I also learned that just because you’ve made a thing, doesn’t mean there’s a place for it. Or rather not a ready-made one. You have to work—hard—to create that space. To convince presenters, funders, and audiences that it’s worth showing up for.
Not to mention the broader questions: Is your work sustainable to produce and tour? Who gets left out when you take it on the road? Access, energy use, regional viability—it all adds up. And it all matters.
This course ran alongside my studies in Arts Marketing and Management at Deakin, and the two couldn’t have been more complementary. Together they’ve grown my passion for thinking about the pipeline: from idea to product to audience.
I remember starting to mull over this back in 2010 when I was making new work in WA. But it feels more urgent now. Audiences are harder to draw. Dollars are harder to part with. Why go out when you’ve got streaming and a good dinner?
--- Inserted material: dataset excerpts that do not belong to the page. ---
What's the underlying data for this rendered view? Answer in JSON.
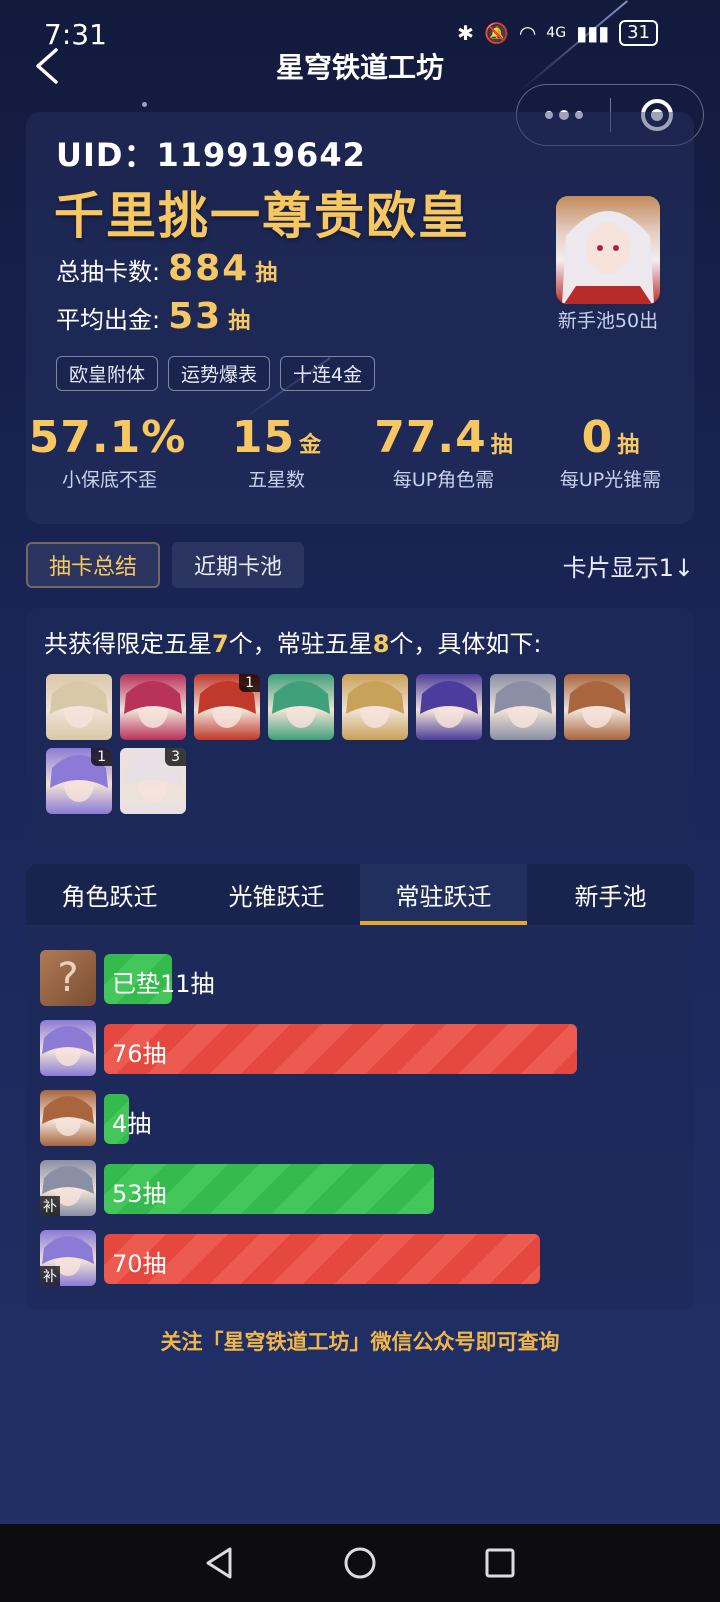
{
  "status": {
    "time": "7:31",
    "battery": "31",
    "network": "4G"
  },
  "header": {
    "title": "星穹铁道工坊"
  },
  "summary": {
    "uid": "UID：119919642",
    "rank_title": "千里挑一尊贵欧皇",
    "total_label": "总抽卡数:",
    "total_value": "884",
    "total_unit": "抽",
    "avg_label": "平均出金:",
    "avg_value": "53",
    "avg_unit": "抽",
    "avatar_caption": "新手池50出",
    "tags": [
      "欧皇附体",
      "运势爆表",
      "十连4金"
    ],
    "metrics": [
      {
        "value": "57.1%",
        "unit": "",
        "label": "小保底不歪"
      },
      {
        "value": "15",
        "unit": "金",
        "label": "五星数"
      },
      {
        "value": "77.4",
        "unit": "抽",
        "label": "每UP角色需"
      },
      {
        "value": "0",
        "unit": "抽",
        "label": "每UP光锥需"
      }
    ]
  },
  "view_tabs": {
    "summary": "抽卡总结",
    "recent": "近期卡池",
    "display_toggle": "卡片显示1↓"
  },
  "five_star": {
    "title_prefix": "共获得限定五星",
    "limited_count": "7",
    "title_mid": "个，常驻五星",
    "standard_count": "8",
    "title_suffix": "个，具体如下:",
    "characters": [
      {
        "name": "char-1",
        "badge": "",
        "color": "#d9c8a8"
      },
      {
        "name": "char-2",
        "badge": "",
        "color": "#b8325a"
      },
      {
        "name": "char-3",
        "badge": "1",
        "color": "#c0392b"
      },
      {
        "name": "char-4",
        "badge": "",
        "color": "#3fa07a"
      },
      {
        "name": "char-5",
        "badge": "",
        "color": "#c9a25a"
      },
      {
        "name": "char-6",
        "badge": "",
        "color": "#4c3d9c"
      },
      {
        "name": "lightcone-1",
        "badge": "",
        "color": "#8a8fa6"
      },
      {
        "name": "char-8",
        "badge": "",
        "color": "#a8653e"
      },
      {
        "name": "char-9",
        "badge": "1",
        "color": "#8c7bd6"
      },
      {
        "name": "char-10",
        "badge": "3",
        "color": "#e8e0e4"
      }
    ]
  },
  "warp": {
    "tabs": [
      "角色跃迁",
      "光锥跃迁",
      "常驻跃迁",
      "新手池"
    ],
    "active_tab": 2,
    "rows": [
      {
        "label": "已垫11抽",
        "pulls": 11,
        "status": "green",
        "avatar": "?",
        "color": "#a67654",
        "bu": ""
      },
      {
        "label": "76抽",
        "pulls": 76,
        "status": "red",
        "avatar": "",
        "color": "#8c7bd6",
        "bu": ""
      },
      {
        "label": "4抽",
        "pulls": 4,
        "status": "green",
        "avatar": "",
        "color": "#a8653e",
        "bu": ""
      },
      {
        "label": "53抽",
        "pulls": 53,
        "status": "green",
        "avatar": "",
        "color": "#8a8fa6",
        "bu": "补"
      },
      {
        "label": "70抽",
        "pulls": 70,
        "status": "red",
        "avatar": "",
        "color": "#8c7bd6",
        "bu": "补"
      }
    ]
  },
  "footer": {
    "text": "关注「星穹铁道工坊」微信公众号即可查询"
  }
}
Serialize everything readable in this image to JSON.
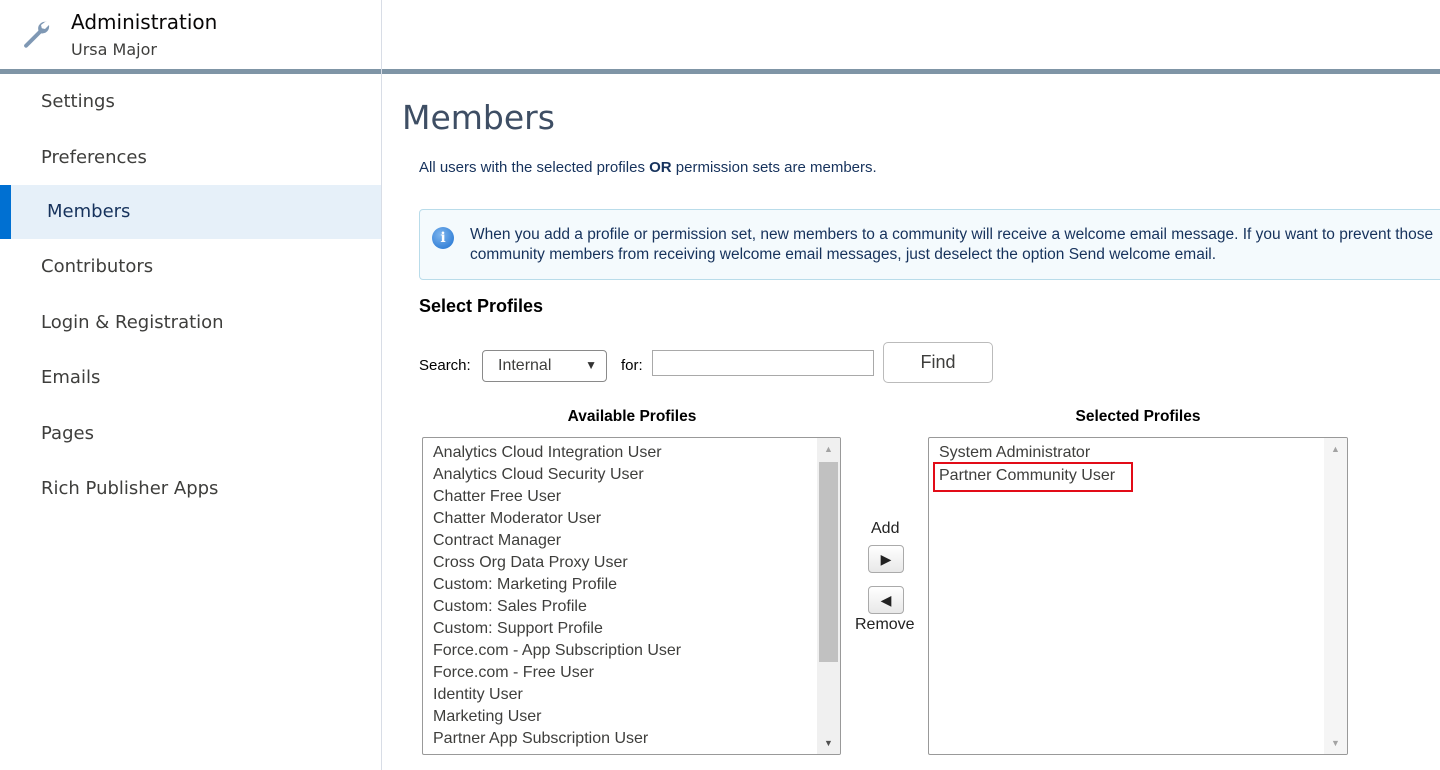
{
  "header": {
    "title": "Administration",
    "subtitle": "Ursa Major",
    "icon": "wrench-icon"
  },
  "sidebar": {
    "items": [
      {
        "label": "Settings"
      },
      {
        "label": "Preferences"
      },
      {
        "label": "Members",
        "active": true
      },
      {
        "label": "Contributors"
      },
      {
        "label": "Login & Registration"
      },
      {
        "label": "Emails"
      },
      {
        "label": "Pages"
      },
      {
        "label": "Rich Publisher Apps"
      }
    ]
  },
  "main": {
    "title": "Members",
    "intro_pre": "All users with the selected profiles ",
    "intro_bold": "OR",
    "intro_post": " permission sets are members.",
    "info": "When you add a profile or permission set, new members to a community will receive a welcome email message. If you want to prevent those community members from receiving welcome email messages, just deselect the option Send welcome email.",
    "section": "Select Profiles",
    "search_label": "Search:",
    "search_select": "Internal",
    "for_label": "for:",
    "for_value": "",
    "find": "Find",
    "available_header": "Available Profiles",
    "selected_header": "Selected Profiles",
    "add": "Add",
    "remove": "Remove",
    "available": [
      "Analytics Cloud Integration User",
      "Analytics Cloud Security User",
      "Chatter Free User",
      "Chatter Moderator User",
      "Contract Manager",
      "Cross Org Data Proxy User",
      "Custom: Marketing Profile",
      "Custom: Sales Profile",
      "Custom: Support Profile",
      "Force.com - App Subscription User",
      "Force.com - Free User",
      "Identity User",
      "Marketing User",
      "Partner App Subscription User"
    ],
    "selected": [
      "System Administrator",
      "Partner Community User"
    ],
    "highlight_color": "#e20c18"
  }
}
As a creative producer, I feel the responsibility to make something worth leaving the house for and ultimately to grow audiences. But selling yourself while you’re in the midst of the creative weeds—full of doubt about what you’re making—takes cojones… and maybe even a drop of crazy. That’s the dilemma.
And part of this is bigger than me.
Where are the performing arts headed?
Will theatres survive the next twenty years?
Will they be full—and with whom?
Are we now in a cycle where only the loudest, most commercial acts can fill seats? And does that even matter?
No answers.
Just some pressing, fascinating conundrums.